Rusu Alexandra Cristina, Brînzaniuc Klara, Tinica Grigore, Germanese Clément, Damian Simona Irina, David Sofia Mihaela, Chistol Raluca Ozana
Doctoral School of Medicine and Pharmacy, Faculty of Medicine, University of Medicine, Pharmacy, Science, and Technology of Targu Mures, 540142 Targu Mures, Romania.
Ophthalmology Center-Place de l'Etoile, Belair, 1371 Luxembourg, Luxembourg.
Diagnostics (Basel). 2025 Apr 23;15(9):1073. doi: 10.3390/diagnostics15091073.

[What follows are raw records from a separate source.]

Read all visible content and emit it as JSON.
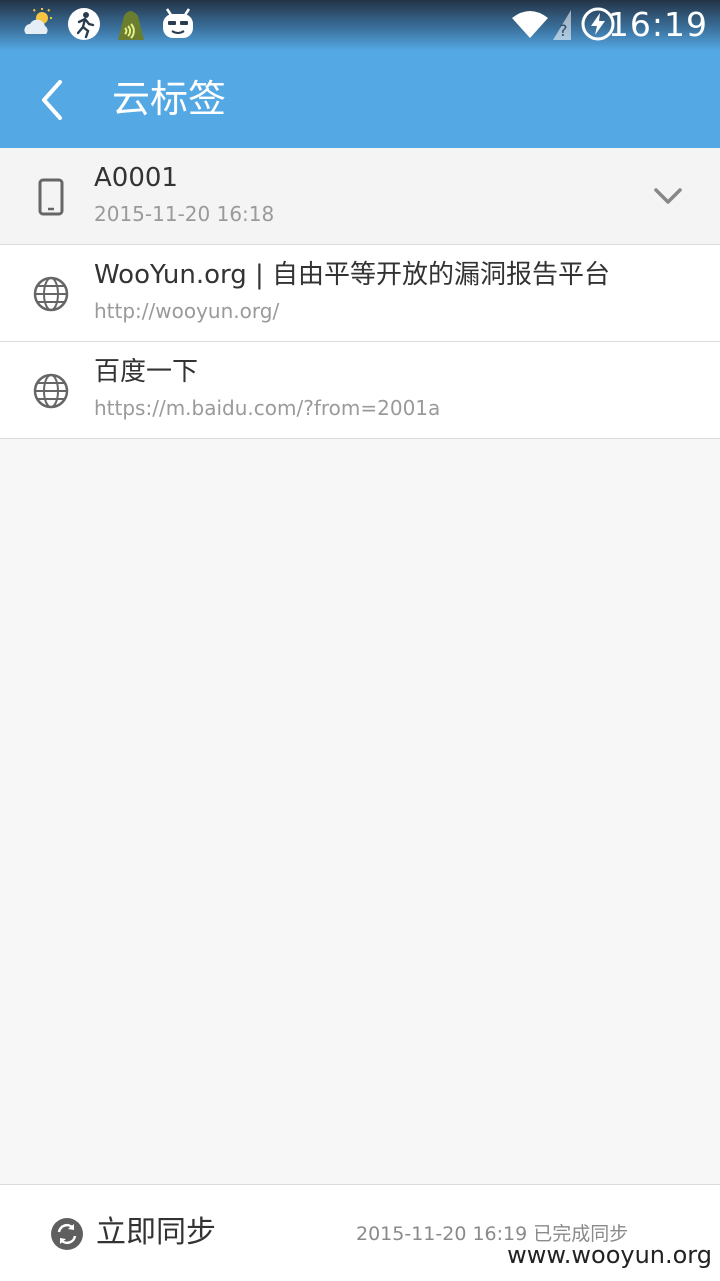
{
  "status_bar": {
    "time": "16:19",
    "left_icons": [
      "weather-icon",
      "fitness-icon",
      "notification-icon",
      "robot-icon"
    ],
    "right_icons": [
      "wifi-icon",
      "sim-unknown-icon",
      "battery-charging-icon"
    ]
  },
  "action_bar": {
    "title": "云标签"
  },
  "device": {
    "name": "A0001",
    "timestamp": "2015-11-20 16:18"
  },
  "bookmarks": [
    {
      "title": "WooYun.org | 自由平等开放的漏洞报告平台",
      "url": "http://wooyun.org/"
    },
    {
      "title": "百度一下",
      "url": "https://m.baidu.com/?from=2001a"
    }
  ],
  "bottom_bar": {
    "sync_label": "立即同步",
    "sync_status": "2015-11-20 16:19 已完成同步"
  },
  "watermark": "www.wooyun.org",
  "colors": {
    "action_bar": "#54a9e4",
    "background": "#f7f7f7",
    "text_primary": "#333333",
    "text_secondary": "#9a9a9a"
  }
}
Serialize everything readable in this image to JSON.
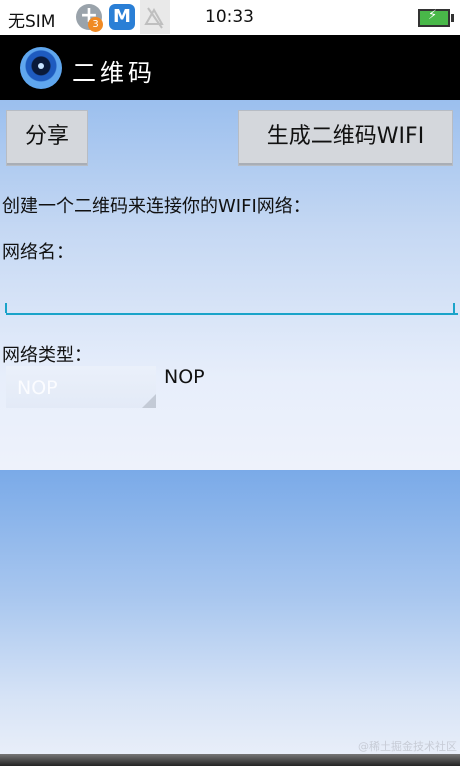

Cardiovascular diseases (CVDs) are responsible for 32.4% of all deaths across the European Union (EU), and several CVD risk scores have been developed, with variable results. Retinal microvascular changes have been proposed as potential biomarkers for cardiovascular risk, especially in coronary heart diseases (CHDs). This study aims to identify the retinal microvascular features associated with CHDs and evaluate their potential use in a CHD screening algorithm in conjunction with traditional risk factors. We performed a two-center cross-sectional study on 120 adult participants-36 patients previously diagnosed with severe CHDs and scheduled for coronary artery bypass graft surgery (CHD group) and 84 healthy controls. A brief medical history and a clinical profile were available for all cases. All patients benefited from optical coherence tomography angiography (OCTA), the use of which allowed several parameters to be quantified for the foveal avascular zone and superficial and deep capillary plexuses. We evaluated the precision of several classification models in identifying patients with CHDs based on traditional risk factors and OCTA characteristics: a conventional logistic regression model and four machine learning algorithms: k-Nearest Neighbors (k-NN), Naive Bayes, Support Vector Machine (SVM) and supervised logistic regression. Conventional multiple logistic regression had a classification accuracy of 78.7% based on traditional risk factors and retinal microvascular features, while machine learning algorithms had higher accuracies: 81% for K-NN and supervised logistic regression, 85.71% for Naive Bayes and 86% for SVM. Novel risk scores developed using machine learning algorithms and based on traditional risk factors and retinal microvascular characteristics could improve the identification of patients with CHDs.
心血管疾病(CVDs)导致了欧盟(EU)所有死亡人数的32.4%,并且已经开发了几种心血管疾病风险评分,但结果各不相同。视网膜微血管变化已被提议作为心血管风险的潜在生物标志物,尤其是在冠心病(CHDs)中。本研究旨在识别与冠心病相关的视网膜微血管特征,并评估它们与传统风险因素一起在冠心病筛查算法中的潜在用途。我们对120名成年参与者进行了一项两中心横断面研究,其中36名先前被诊断患有严重冠心病并计划进行冠状动脉搭桥手术的患者(冠心病组)和84名健康对照。所有病例都有简要的病史和临床资料。所有患者都接受了光学相干断层扫描血管造影(OCTA)检查,通过该检查可以对黄斑无血管区以及浅层和深层毛细血管丛的几个参数进行量化。我们评估了几种基于传统风险因素和OCTA特征识别冠心病患者的分类模型的精度:一个传统的逻辑回归模型和四种机器学习算法:k近邻(k-NN)、朴素贝叶斯、支持向量机(SVM)和监督逻辑回归。基于传统风险因素和视网膜微血管特征,传统多元逻辑回归的分类准确率为78.7%,而机器学习算法的准确率更高:k-NN和监督逻辑回归为81%,朴素贝叶斯为85.71%,支持向量机为86%。使用机器学习算法并基于传统风险因素和视网膜微血管特征开发的新风险评分可以改善冠心病患者的识别。